Summary and Contributions: Substantially expands the previous "aggregate function learning" settings meant for binary classification to multiclass and regression.

Strengths: Formulation is clean, very well presented, and covers several aggregation scenarios.

Weaknesses: It would be nice to present some real life problems where the settings they model naturally arise. I can think of one situation but there Assumption 2 does not hold. Currently they reformulate som multi-class problems to fit their scenarios. So the exercise seems academic without immediate industry impact.

Correctness: yes and yes

Clarity: very well

Relation to Prior Work: yes

Reproducibility: Yes

Additional Feedback: UPDATE: I have read and taken into account the rebuttal, as well as any ensuing discussions.


Review 4

Summary and Contributions: This paper presents a general framework for learning classification/regression models from aggregate observations, e.g., the similarity, the mean, and the rank. The model parameters can be estimated via the maximum likelihood principle. The characteristics of the solution are analyzed theoretically.

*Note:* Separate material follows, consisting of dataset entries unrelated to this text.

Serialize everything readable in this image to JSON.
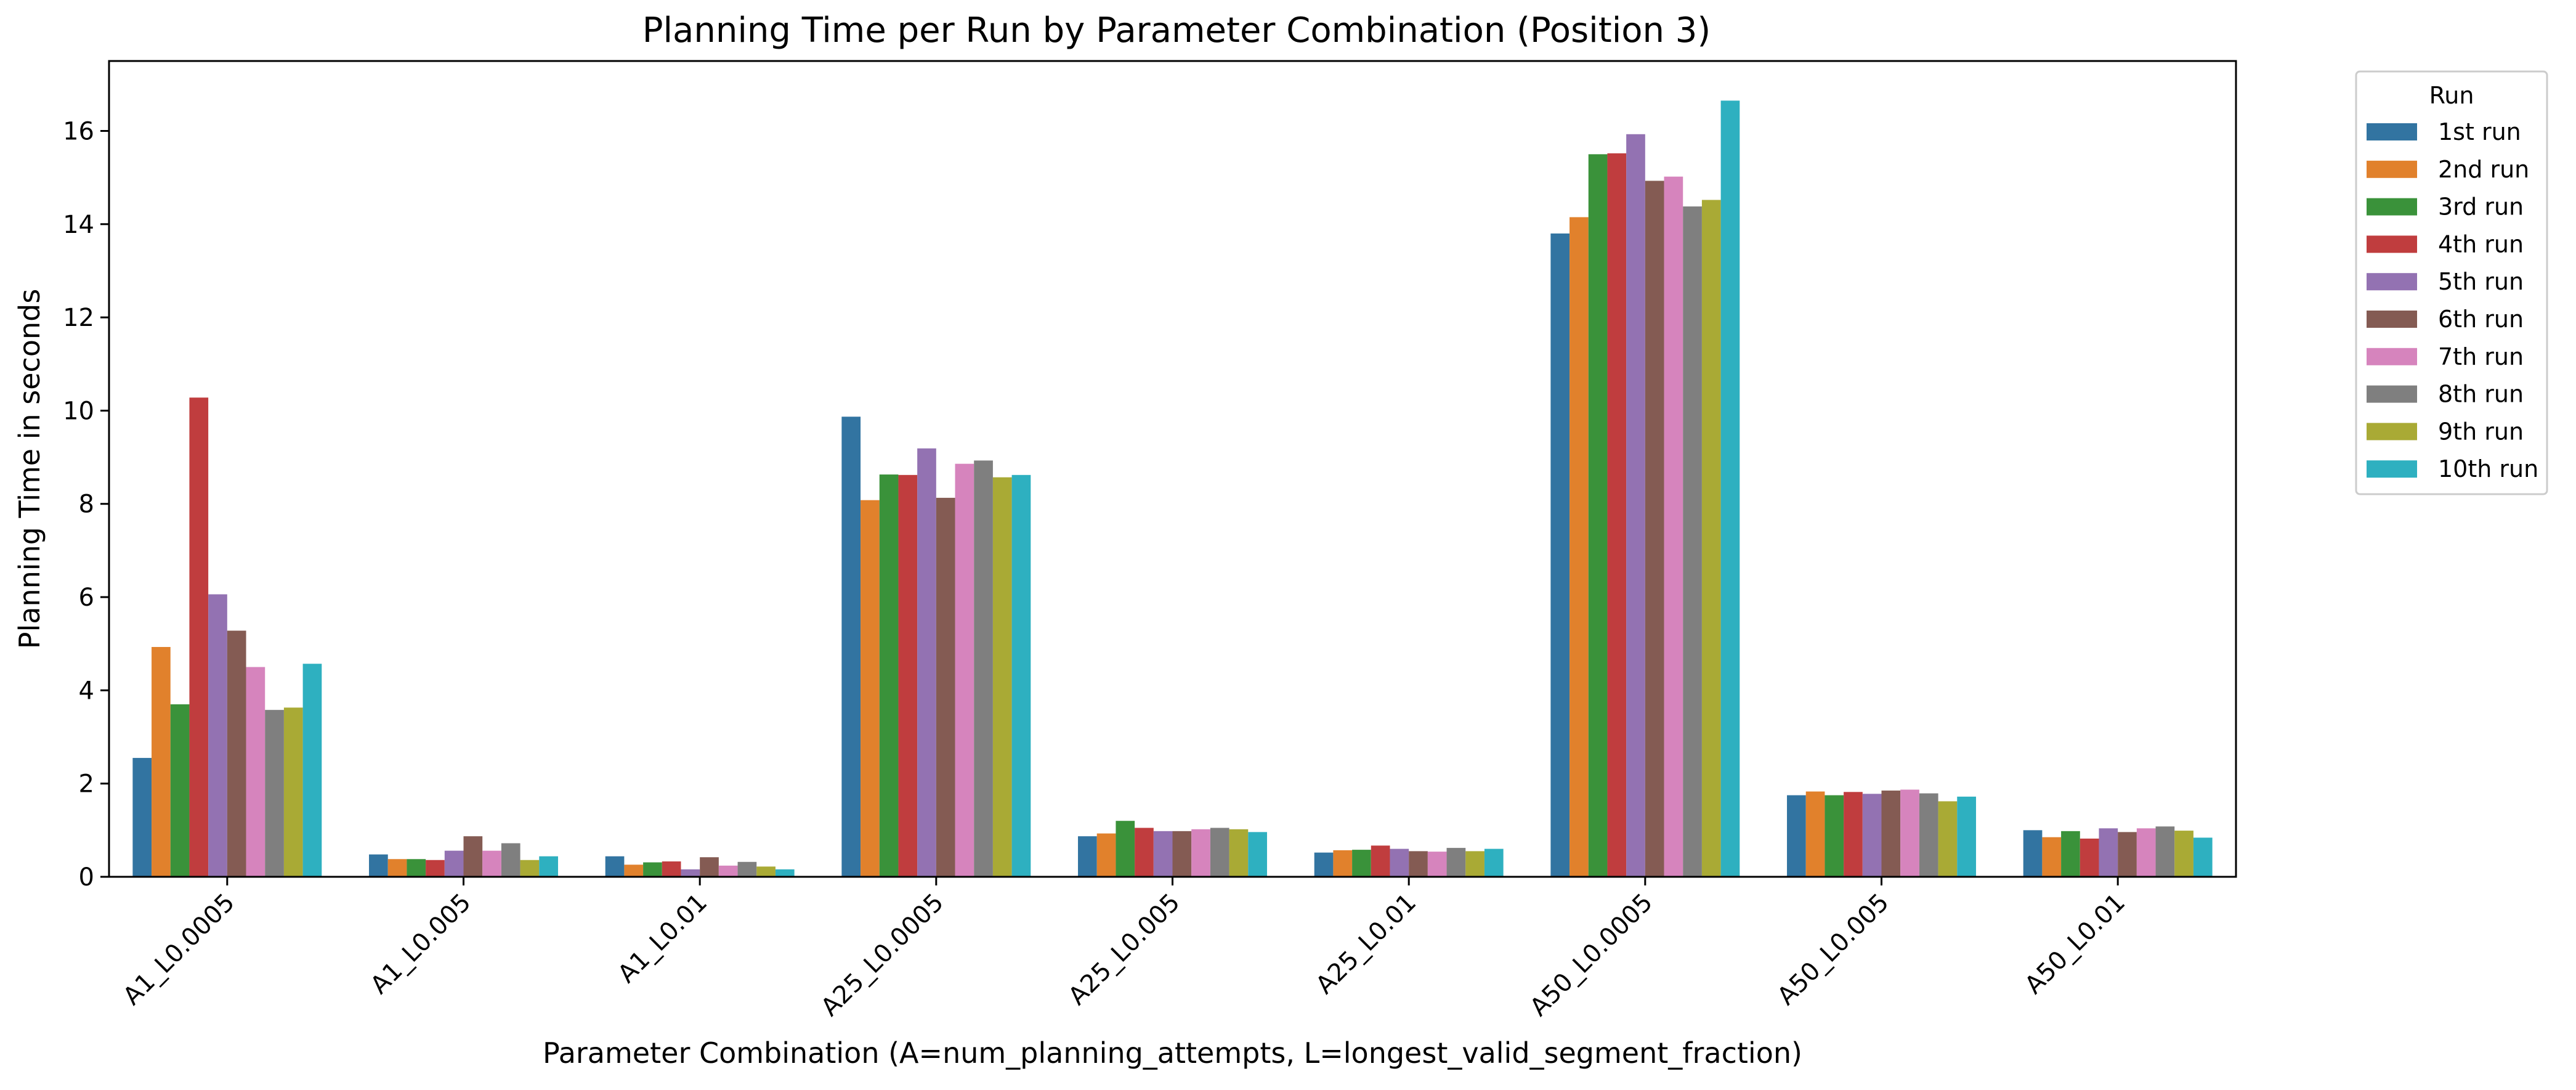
{
  "chart_data": {
    "type": "bar",
    "title": "Planning Time per Run by Parameter Combination (Position 3)",
    "xlabel": "Parameter Combination (A=num_planning_attempts, L=longest_valid_segment_fraction)",
    "ylabel": "Planning Time in seconds",
    "ylim": [
      0,
      17.5
    ],
    "yticks": [
      0,
      2,
      4,
      6,
      8,
      10,
      12,
      14,
      16
    ],
    "grid": false,
    "legend": {
      "title": "Run",
      "placement": "outside-right-top"
    },
    "categories": [
      "A1_L0.0005",
      "A1_L0.005",
      "A1_L0.01",
      "A25_L0.0005",
      "A25_L0.005",
      "A25_L0.01",
      "A50_L0.0005",
      "A50_L0.005",
      "A50_L0.01"
    ],
    "series": [
      {
        "name": "1st run",
        "color": "#3274a1",
        "values": [
          2.55,
          0.48,
          0.44,
          9.87,
          0.87,
          0.52,
          13.8,
          1.75,
          1.0
        ]
      },
      {
        "name": "2nd run",
        "color": "#e1812c",
        "values": [
          4.93,
          0.38,
          0.26,
          8.08,
          0.93,
          0.57,
          14.15,
          1.83,
          0.85
        ]
      },
      {
        "name": "3rd run",
        "color": "#3a923a",
        "values": [
          3.7,
          0.38,
          0.31,
          8.63,
          1.2,
          0.58,
          15.5,
          1.75,
          0.98
        ]
      },
      {
        "name": "4th run",
        "color": "#c03d3e",
        "values": [
          10.28,
          0.36,
          0.33,
          8.62,
          1.05,
          0.67,
          15.52,
          1.82,
          0.82
        ]
      },
      {
        "name": "5th run",
        "color": "#9372b2",
        "values": [
          6.06,
          0.56,
          0.16,
          9.19,
          0.98,
          0.6,
          15.93,
          1.78,
          1.04
        ]
      },
      {
        "name": "6th run",
        "color": "#845b53",
        "values": [
          5.28,
          0.87,
          0.42,
          8.13,
          0.98,
          0.55,
          14.93,
          1.85,
          0.96
        ]
      },
      {
        "name": "7th run",
        "color": "#d684bd",
        "values": [
          4.5,
          0.56,
          0.24,
          8.86,
          1.02,
          0.54,
          15.02,
          1.87,
          1.04
        ]
      },
      {
        "name": "8th run",
        "color": "#7f7f7f",
        "values": [
          3.58,
          0.72,
          0.32,
          8.93,
          1.05,
          0.62,
          14.38,
          1.79,
          1.08
        ]
      },
      {
        "name": "9th run",
        "color": "#a9aa35",
        "values": [
          3.63,
          0.36,
          0.22,
          8.57,
          1.02,
          0.55,
          14.52,
          1.62,
          0.99
        ]
      },
      {
        "name": "10th run",
        "color": "#2eb0c0",
        "values": [
          4.57,
          0.44,
          0.16,
          8.62,
          0.96,
          0.6,
          16.65,
          1.72,
          0.84
        ]
      }
    ]
  }
}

Strengths: The problem that the authors are working on is important and fundamental. The formulation is general, and I think it is the first attempt to consider theoretical aspects for learning from aggregate observations.

Weaknesses: Some problems discussed in this work have been addressed previously, and this work is its generalization. It is important and useful work, but the task, i.e., learning from aggregate observations, might not be novel.

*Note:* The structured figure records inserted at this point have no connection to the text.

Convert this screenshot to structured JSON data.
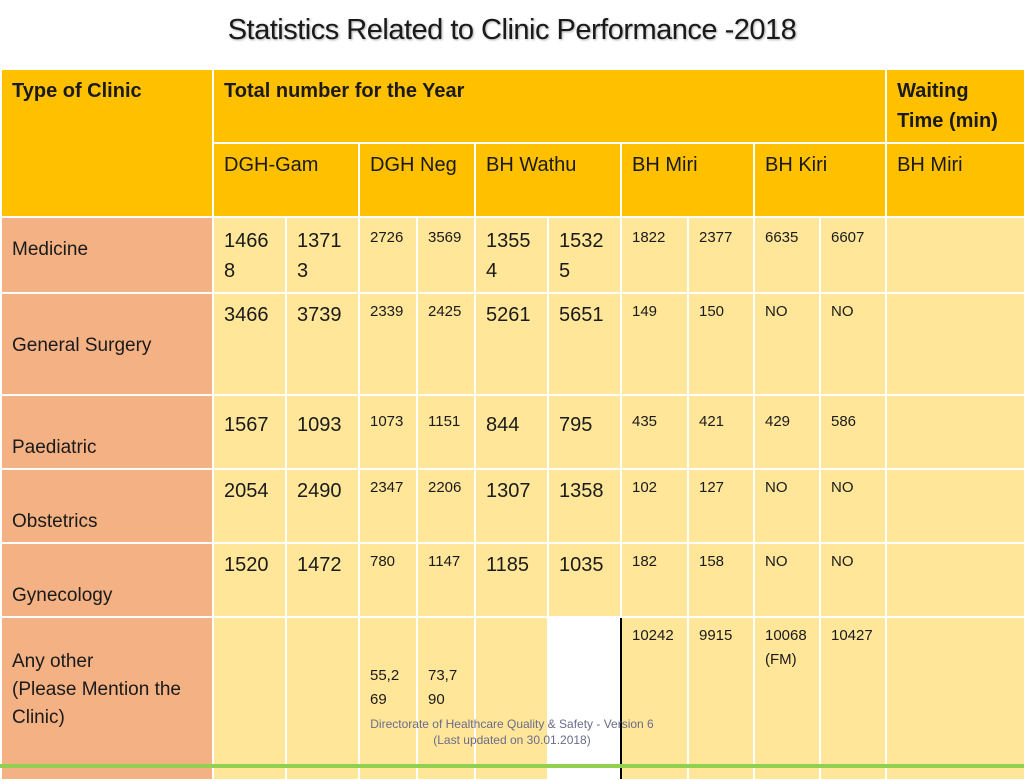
{
  "title": "Statistics Related to Clinic Performance -2018",
  "header": {
    "type_of_clinic": "Type of Clinic",
    "total_number": "Total number for the  Year",
    "waiting_time": "Waiting Time (min)",
    "hospitals": [
      "DGH-Gam",
      "DGH Neg",
      "BH Wathu",
      "BH Miri",
      "BH Kiri"
    ],
    "waiting_hospital": "BH Miri"
  },
  "rows": [
    {
      "label": "Medicine",
      "values": [
        "14668",
        "13713",
        "2726",
        "3569",
        "13554",
        "15325",
        "1822",
        "2377",
        "6635",
        "6607"
      ],
      "waiting": ""
    },
    {
      "label": "General Surgery",
      "values": [
        "3466",
        "3739",
        "2339",
        "2425",
        "5261",
        "5651",
        "149",
        "150",
        "NO",
        "NO"
      ],
      "waiting": ""
    },
    {
      "label": "Paediatric",
      "values": [
        "1567",
        "1093",
        "1073",
        "1151",
        "844",
        "795",
        "435",
        "421",
        "429",
        "586"
      ],
      "waiting": ""
    },
    {
      "label": "Obstetrics",
      "values": [
        "2054",
        "2490",
        "2347",
        "2206",
        "1307",
        "1358",
        "102",
        "127",
        "NO",
        "NO"
      ],
      "waiting": ""
    },
    {
      "label": "Gynecology",
      "values": [
        "1520",
        "1472",
        "780",
        "1147",
        "1185",
        "1035",
        "182",
        "158",
        "NO",
        "NO"
      ],
      "waiting": ""
    },
    {
      "label": "Any other\n(Please Mention the Clinic)",
      "values": [
        "",
        "",
        "55,269",
        "73,790",
        "",
        "",
        "10242",
        "9915",
        "10068\n(FM)",
        "10427"
      ],
      "waiting": ""
    }
  ],
  "footer": {
    "line1": "Directorate of Healthcare Quality & Safety - Version 6",
    "line2": "(Last updated on 30.01.2018)"
  },
  "colors": {
    "header_orange": "#FFC000",
    "label_salmon": "#F4B183",
    "cell_yellow": "#FFE699",
    "bottom_green": "#92D050"
  }
}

Correctness: I think this paper is technically sound, and the experimental section is well-organized.

Clarity: The paper is well presented, easily understandable.

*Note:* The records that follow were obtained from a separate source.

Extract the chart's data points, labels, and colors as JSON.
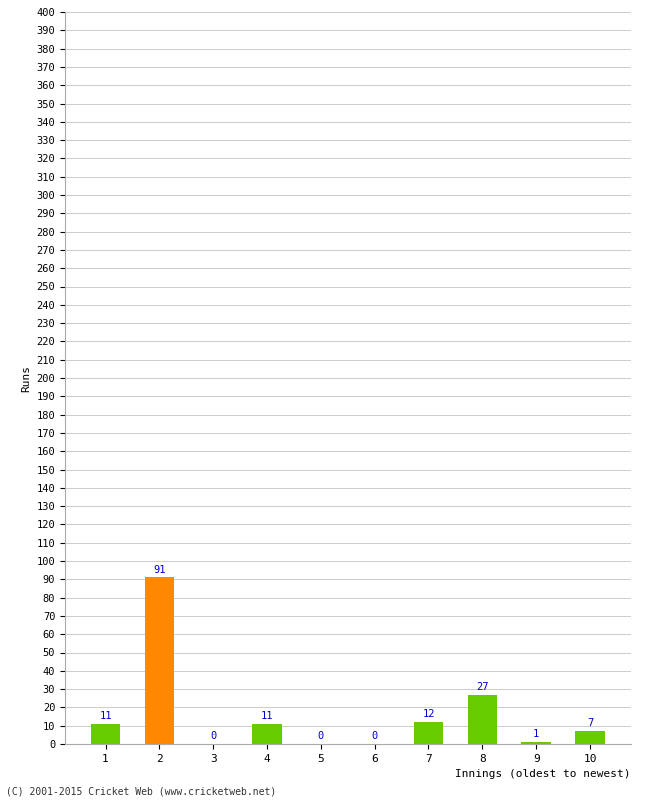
{
  "categories": [
    "1",
    "2",
    "3",
    "4",
    "5",
    "6",
    "7",
    "8",
    "9",
    "10"
  ],
  "values": [
    11,
    91,
    0,
    11,
    0,
    0,
    12,
    27,
    1,
    7
  ],
  "bar_colors": [
    "#66cc00",
    "#ff8800",
    "#66cc00",
    "#66cc00",
    "#66cc00",
    "#66cc00",
    "#66cc00",
    "#66cc00",
    "#66cc00",
    "#66cc00"
  ],
  "xlabel": "Innings (oldest to newest)",
  "ylabel": "Runs",
  "ylim": [
    0,
    400
  ],
  "ytick_step": 10,
  "background_color": "#ffffff",
  "grid_color": "#cccccc",
  "label_color": "#0000cc",
  "footer": "(C) 2001-2015 Cricket Web (www.cricketweb.net)",
  "bar_width": 0.55
}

Relation to Prior Work: Important related works are well presented. Meanwhile, there are other studies that are close to the motivation for this work. If necessary, it might be helpful to add a discussion of the relevance of these studies, called *ecological inference*. ・Flaxman, S. R.; Wang, Y. X.; and Smola, A. J. 2015. Who supported Obama in 2012?: Ecological inference through distribution regression. In KDD, 289–298. ・D. R. Sheldon and T. G. Dietterich. Collective graphical models. In NIPS, pages 1161–1169, 2011.

Reproducibility: Yes

Additional Feedback: Please respond to the above comments. Additional questions. 1. The experiments showed a significant improvement in accuracy in the triplet comparison, but I did not understand why. Also, the significant improvement in the triplet comparison is a good result, but what are some specific/practical examples where the triplet comparison is given? 2. In the regression task, how did you select multiple samples that are aggregated? randomly selected? After author feedback: I appreciate the authors' feedback. The task addressed in this work is not novel, but I think it has good contributions, that is, 1) provide a clear and general formulation for learning from aggregate observations, 2) discuss the theoretical aspects of the MLE in Section 4. For publication, I would like the authors to discuss the following issues: 1) As the other reviewer mentioned, Assumption 2 seems restrictive in some situations. In the regression task, the authors said in the author response that the samples aggregated were picked randomly. However, for example, spatial data could be often aggregated over appropriate regions, so that the samples in each region are correlated. The authors mentioned its limitation in Line 86-87 in the manuscript, but it would be better to emphasize this limitation from theoretical and practical aspects. 2) I think the authors cited related works sufficiently in the field of machine learning, but related works actually exist in other fields such as statistics/geo-statistics. One of them is the concept, ecological fallacy or ecological inference (mentioned in my review), which addresses the problem of learning individual-level model from aggregate observations. In this line, ML-specific tasks (e.g., classification) have not been addressed, but it is related to this work. So, I recommend the authors will include this related concept in related works.